How do you make a movie about Ted Bundy without making a movie about Ted Bundy? That’s the question No Man of God hopes to answer. The fourth film from director Amber Sealey, working from a script by C. Robert Cargill (under pen name Kit Lesser), No Man of God approaches serial killer Ted Bundy (Luke Kirby) with a critical eye that’s conspicuously conscious of feeding into the same sensational coverage that envisions him as some sort of grisly superlative. True crime has never been a bigger genre, and Bundy media has been riding that wave. No Man of God attempts to follow in the footsteps of its other subject, FBI profiler Bill Hagmaier (Elijah Wood), by replacing an often exploitational agenda with demystification and closure—justice served not just for Bundy’s victims, but for those living in fear thanks to a culture that’s far louder about bad men than about those they destroy.
While this is Sealey’s first film where she hasn’t also written the screenplay, many of the movie’s best scenes came directly from her: One sees Bill driving, listening to tapes from work involving gruesome crimes with the windows down, when he pulls up alongside a woman, speakers blaring. He’s immediately self-conscious of being part of the problem, an unintentional perpetuator of a misogynist culture. A handful of other sequences highlight silent women, meant to evoke Bundy’s victims, observing—almost haunting—the tête-à-tête between men. “We dressed them and made them look like specific victims,” Sealey explained to Paste.
“It wasn’t in the script at all and it was something that I felt like, ‘I just can’t make this movie and not have a nod to the victims,’” Sealey said. “I want this to have lots of layers: Yes it’s about Bill and it’s about Bundy, but it’s also about us as a society, and our interest in these kinds of films and these kinds of people. It’s also about the victims and how they’re voiceless and they don’t have a say. And the fact that nobody’s making movies about them.”

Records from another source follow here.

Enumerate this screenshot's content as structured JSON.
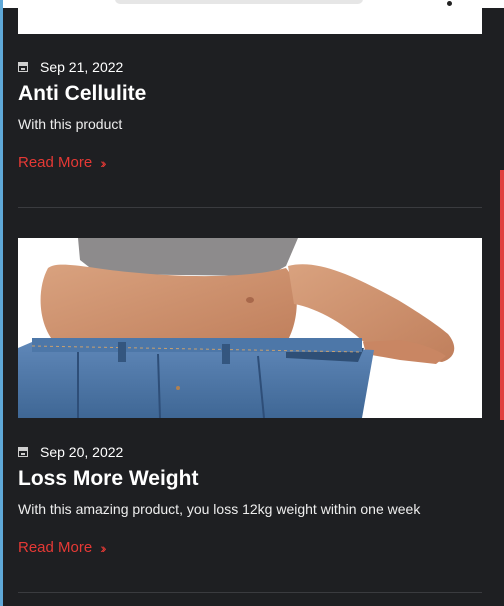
{
  "posts": [
    {
      "date": "Sep 21, 2022",
      "title": "Anti Cellulite",
      "excerpt": "With this product",
      "read_more": "Read More",
      "read_more_icon": "chevron-double-right-icon"
    },
    {
      "date": "Sep 20, 2022",
      "title": "Loss More Weight",
      "excerpt": "With this amazing product, you loss 12kg weight within one week",
      "read_more": "Read More",
      "read_more_icon": "chevron-double-right-icon",
      "image": "weight-loss-jeans-photo"
    }
  ],
  "colors": {
    "background": "#1e1f22",
    "accent": "#e53935",
    "text": "#ffffff"
  }
}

It was just another layer of nuance Sealey added to the script, which pulls the bulk of its material from archival recordings of Hagmaier and Bundy’s conversations. “Everything with a woman was me,” Sealey said. “We’re on a limited budget, so only a few of those women were roles that had names in the credits. Many of them were just background actors. They were wonderful, particularly Hannah Jessup who was the young girl in the scene…when Bundy’s pretending that it was porn that was at fault.”
Jessup’s scene is indeed one of the most impactful of the film, alongside one where Bundy and Bill’s personae blur as they’re intercut, delivering the same speech. Both Wood and Kirby excel in their roles, but Kirby necessarily shouldered a bigger artistic burden. And no, he wasn’t immediately on board when Sealey approached him for the role. But she ended up winning him over.
“First of all, she allowed me a lot of room to gripe and express all of my revulsions and fears about investing in a story that is—by virtue of whatever it is, it’s a mystery to me—always sensationalized,” Kirby said. “She and I shared this feeling of responsibility that we wanted to do everything we could to limit that.”
Since the film takes place after Bundy’s imprisonment, during the lead-up to his execution, it wasn’t hard to avoid. The victims are merely audiences; the crimes only his recounted memories. The text is just two people stuck in a cell. That reframed setting and the realities of the current world sparked Kirby to the film.
“I met [Sealey] on March 16 of 2020, flew back to New York the next day and went into quarantine. Then I was left with that conversation, which was able to germinate in my mind. Being in that kind of isolation certainly spoke to the tenor of the movie,” Kirby said. “It started to feel a little prescient and then it was just like, ‘Let’s get out of this fucking apartment and go meet some new people!’”
One of those new people was Hagmaier himself (credited as an executive producer on the film), who was a reassuring resource when the creatives reached out. “Every time I was speaking with him, he was affirming what was on the page,” Kirby said. “Just hearing it from him gave it that extra bit of depth that made you feel confident chewing on it. We went to the direct wellspring.” Not only did Hagmaier help assuage any trepidation the cast might feel about the script, he offered a little perspective just by virtue of his experience. “Here was a guy who was actually there and had to go home every night. For his whole career, exploring the worst features in people,” Kirby said. “It kind of made any of my hesitations feel a little toddler-like in contrast.”